The only way to reverse The Cobra Effect and digital church is for pastors to learn from the British government and Georgia food processing plant. The digital church will always be with us. It is a wonderful resource for the potential visitors, the sick, and shut-ins. However, if a person is going to restaurants, ball games, and Cosco, then they can also go to church. Pastors must challenge people by preaching on the deficiencies of online church and the advantages of in-person worship.
The solution to The Cobra Effect is to gather information at one level, then make decisions at another level. In other words, if you are making decisions at an executive level, you need to first gather information from those at the operations and customer levels affected by those decisions.
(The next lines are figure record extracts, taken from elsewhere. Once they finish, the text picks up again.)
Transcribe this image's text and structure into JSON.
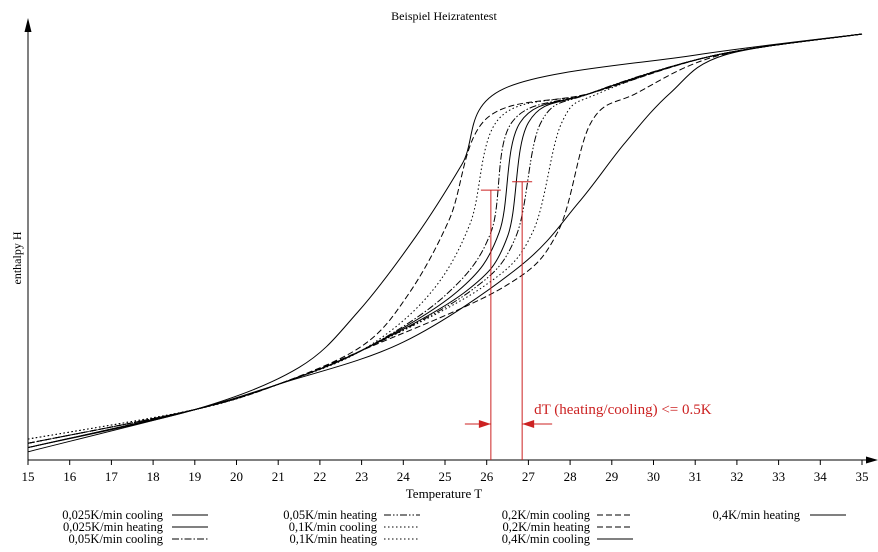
{
  "chart_data": {
    "type": "line",
    "title": "Beispiel Heizratentest",
    "xlabel": "Temperature T",
    "ylabel": "enthalpy H",
    "xlim": [
      15,
      35
    ],
    "ylim": [
      0,
      1
    ],
    "grid": false,
    "x_ticks": [
      "15",
      "16",
      "17",
      "18",
      "19",
      "20",
      "21",
      "22",
      "23",
      "24",
      "25",
      "26",
      "27",
      "28",
      "29",
      "30",
      "31",
      "32",
      "33",
      "34",
      "35"
    ],
    "legend_position": "bottom",
    "series": [
      {
        "name": "0,025K/min cooling",
        "dash": "solid",
        "x": [
          15,
          19,
          21,
          23,
          25.5,
          26.5,
          27,
          28.5,
          31.5,
          35
        ],
        "y": [
          0.02,
          0.11,
          0.17,
          0.25,
          0.39,
          0.52,
          0.79,
          0.86,
          0.95,
          1.0
        ]
      },
      {
        "name": "0,025K/min heating",
        "dash": "solid",
        "x": [
          15,
          19,
          21,
          23,
          25.3,
          26.3,
          26.8,
          28.5,
          31.5,
          35
        ],
        "y": [
          0.02,
          0.11,
          0.17,
          0.25,
          0.39,
          0.53,
          0.79,
          0.86,
          0.95,
          1.0
        ]
      },
      {
        "name": "0,05K/min cooling",
        "dash": "dashdot",
        "x": [
          15,
          19,
          21,
          23,
          25,
          26.1,
          26.6,
          28.5,
          31.5,
          35
        ],
        "y": [
          0.03,
          0.11,
          0.17,
          0.25,
          0.38,
          0.53,
          0.79,
          0.86,
          0.95,
          1.0
        ]
      },
      {
        "name": "0,05K/min heating",
        "dash": "dashdotdot",
        "x": [
          15,
          19,
          21,
          23,
          25.6,
          26.7,
          27.3,
          28.5,
          31.5,
          35
        ],
        "y": [
          0.03,
          0.11,
          0.17,
          0.25,
          0.39,
          0.52,
          0.79,
          0.86,
          0.95,
          1.0
        ]
      },
      {
        "name": "0,1K/min cooling",
        "dash": "dotted",
        "x": [
          15,
          19,
          21,
          23,
          24.6,
          25.6,
          26.3,
          28.5,
          31.5,
          35
        ],
        "y": [
          0.04,
          0.11,
          0.17,
          0.25,
          0.38,
          0.55,
          0.8,
          0.86,
          0.95,
          1.0
        ]
      },
      {
        "name": "0,1K/min heating",
        "dash": "dotted",
        "x": [
          15,
          19,
          21,
          23,
          25.9,
          27.1,
          27.8,
          28.7,
          31.5,
          35
        ],
        "y": [
          0.04,
          0.11,
          0.17,
          0.25,
          0.4,
          0.53,
          0.79,
          0.86,
          0.95,
          1.0
        ]
      },
      {
        "name": "0,2K/min cooling",
        "dash": "dashed",
        "x": [
          15,
          19,
          21,
          23,
          24.1,
          25.1,
          26,
          28.5,
          31.5,
          35
        ],
        "y": [
          0.03,
          0.11,
          0.17,
          0.26,
          0.38,
          0.56,
          0.8,
          0.86,
          0.95,
          1.0
        ]
      },
      {
        "name": "0,2K/min heating",
        "dash": "dashed",
        "x": [
          15,
          19,
          21,
          23,
          26.4,
          27.7,
          28.5,
          29.6,
          31.6,
          35
        ],
        "y": [
          0.03,
          0.11,
          0.17,
          0.25,
          0.4,
          0.53,
          0.79,
          0.86,
          0.95,
          1.0
        ]
      },
      {
        "name": "0,4K/min cooling",
        "dash": "solid",
        "x": [
          15,
          19,
          21.5,
          22.9,
          24.3,
          25.4,
          26.4,
          31,
          35
        ],
        "y": [
          0.02,
          0.11,
          0.21,
          0.34,
          0.52,
          0.69,
          0.87,
          0.95,
          1.0
        ]
      },
      {
        "name": "0,4K/min heating",
        "dash": "solid",
        "x": [
          15,
          19,
          21,
          24,
          26.8,
          28.2,
          29.3,
          30.4,
          31.7,
          35
        ],
        "y": [
          0.01,
          0.11,
          0.17,
          0.27,
          0.45,
          0.6,
          0.74,
          0.86,
          0.95,
          1.0
        ]
      }
    ],
    "annotations": [
      {
        "text": "dT (heating/cooling) <= 0.5K",
        "color": "#cc2222",
        "x1": 26.1,
        "x2": 26.85,
        "y_top1": 0.63,
        "y_top2": 0.65
      }
    ]
  }
}
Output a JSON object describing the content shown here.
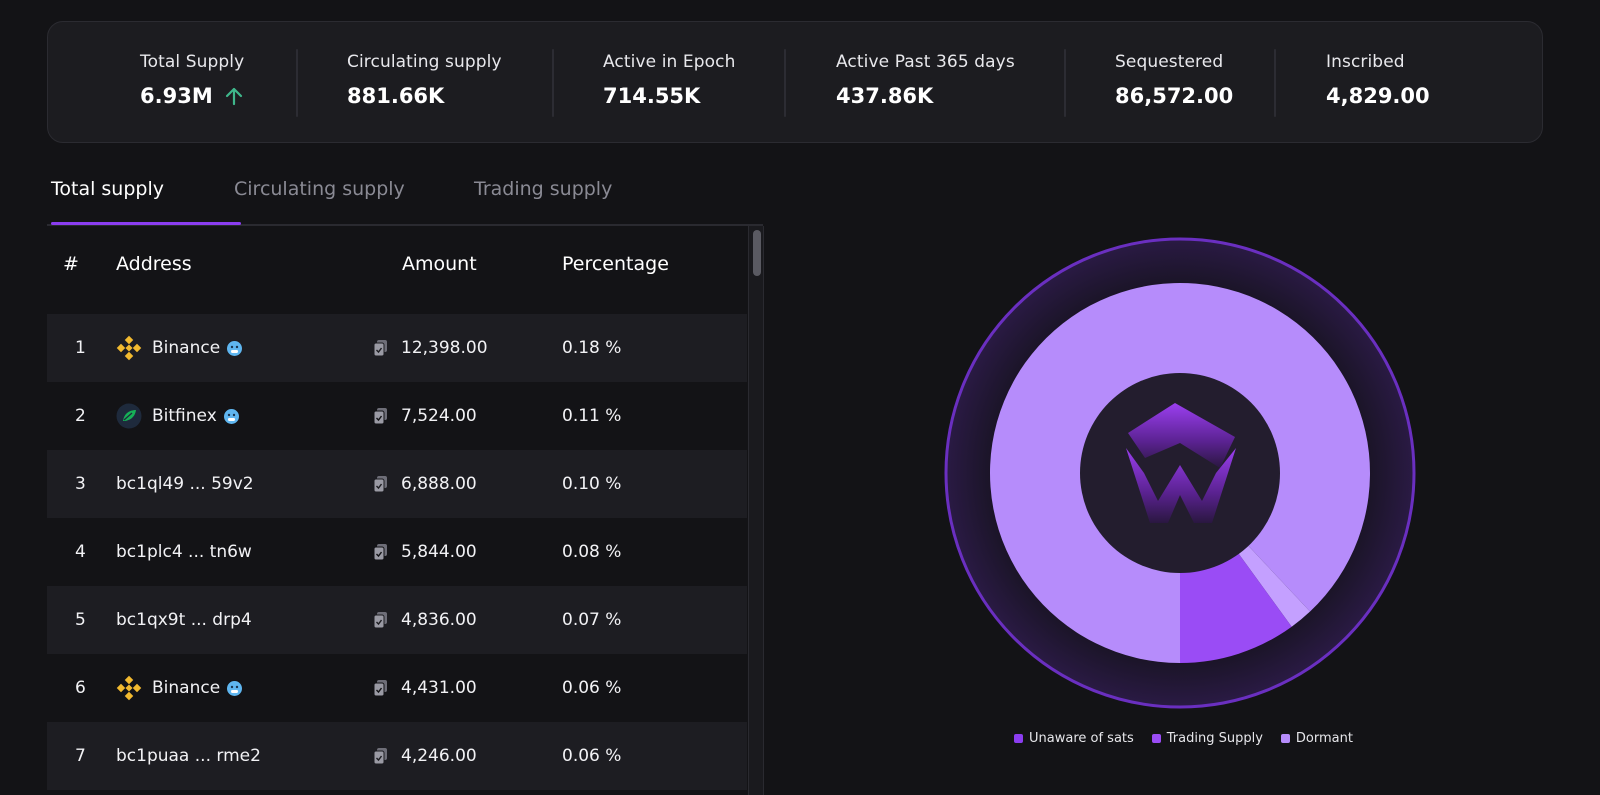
{
  "stats": [
    {
      "label": "Total Supply",
      "value": "6.93M",
      "trend": "up"
    },
    {
      "label": "Circulating supply",
      "value": "881.66K"
    },
    {
      "label": "Active in Epoch",
      "value": "714.55K"
    },
    {
      "label": "Active Past 365 days",
      "value": "437.86K"
    },
    {
      "label": "Sequestered",
      "value": "86,572.00"
    },
    {
      "label": "Inscribed",
      "value": "4,829.00"
    }
  ],
  "tabs": [
    {
      "label": "Total supply",
      "active": true
    },
    {
      "label": "Circulating supply",
      "active": false
    },
    {
      "label": "Trading supply",
      "active": false
    }
  ],
  "table": {
    "headers": {
      "rank": "#",
      "address": "Address",
      "amount": "Amount",
      "percentage": "Percentage"
    },
    "rows": [
      {
        "rank": "1",
        "address": "Binance",
        "logo": "binance-logo",
        "emoji": "cold-face-emoji",
        "amount": "12,398.00",
        "percentage": "0.18 %"
      },
      {
        "rank": "2",
        "address": "Bitfinex",
        "logo": "bitfinex-logo",
        "emoji": "cold-face-emoji",
        "amount": "7,524.00",
        "percentage": "0.11 %"
      },
      {
        "rank": "3",
        "address": "bc1ql49 ... 59v2",
        "amount": "6,888.00",
        "percentage": "0.10 %"
      },
      {
        "rank": "4",
        "address": "bc1plc4 ... tn6w",
        "amount": "5,844.00",
        "percentage": "0.08 %"
      },
      {
        "rank": "5",
        "address": "bc1qx9t ... drp4",
        "amount": "4,836.00",
        "percentage": "0.07 %"
      },
      {
        "rank": "6",
        "address": "Binance",
        "logo": "binance-logo",
        "emoji": "cold-face-emoji",
        "amount": "4,431.00",
        "percentage": "0.06 %"
      },
      {
        "rank": "7",
        "address": "bc1puaa ... rme2",
        "amount": "4,246.00",
        "percentage": "0.06 %"
      }
    ]
  },
  "colors": {
    "accent": "#8b3df0",
    "positive": "#3fb68b",
    "unaware": "#8b3df0",
    "trading": "#9a4cf5",
    "dormant": "#b68cfb"
  },
  "chart_data": {
    "type": "pie",
    "style": "donut",
    "series": [
      {
        "name": "Unaware of sats",
        "value": 2,
        "color": "#c4a0ff"
      },
      {
        "name": "Trading Supply",
        "value": 10,
        "color": "#9a4cf5"
      },
      {
        "name": "Dormant",
        "value": 88,
        "color": "#b68cfb"
      }
    ],
    "legend": [
      "Unaware of sats",
      "Trading Supply",
      "Dormant"
    ],
    "legend_position": "bottom",
    "legend_colors": [
      "#8b3df0",
      "#9a4cf5",
      "#b68cfb"
    ]
  }
}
If you are going to make a decision “to make things better for your customers,” you should first ask your customers what their needs are. Gather information at one level, then make decisions at another.
If you want to make an executive decision “for the betterment of your employees,” you should first ask your employees what their needs are. Gather information at one level, then make decisions at another.
The Cobra Effect is about how assumption and presumption results in unintended consequences. Don’t make the same mistake the British government, the Georgia processing plant, and even churches did. Otherwise, you may lose 60% of your customers as well.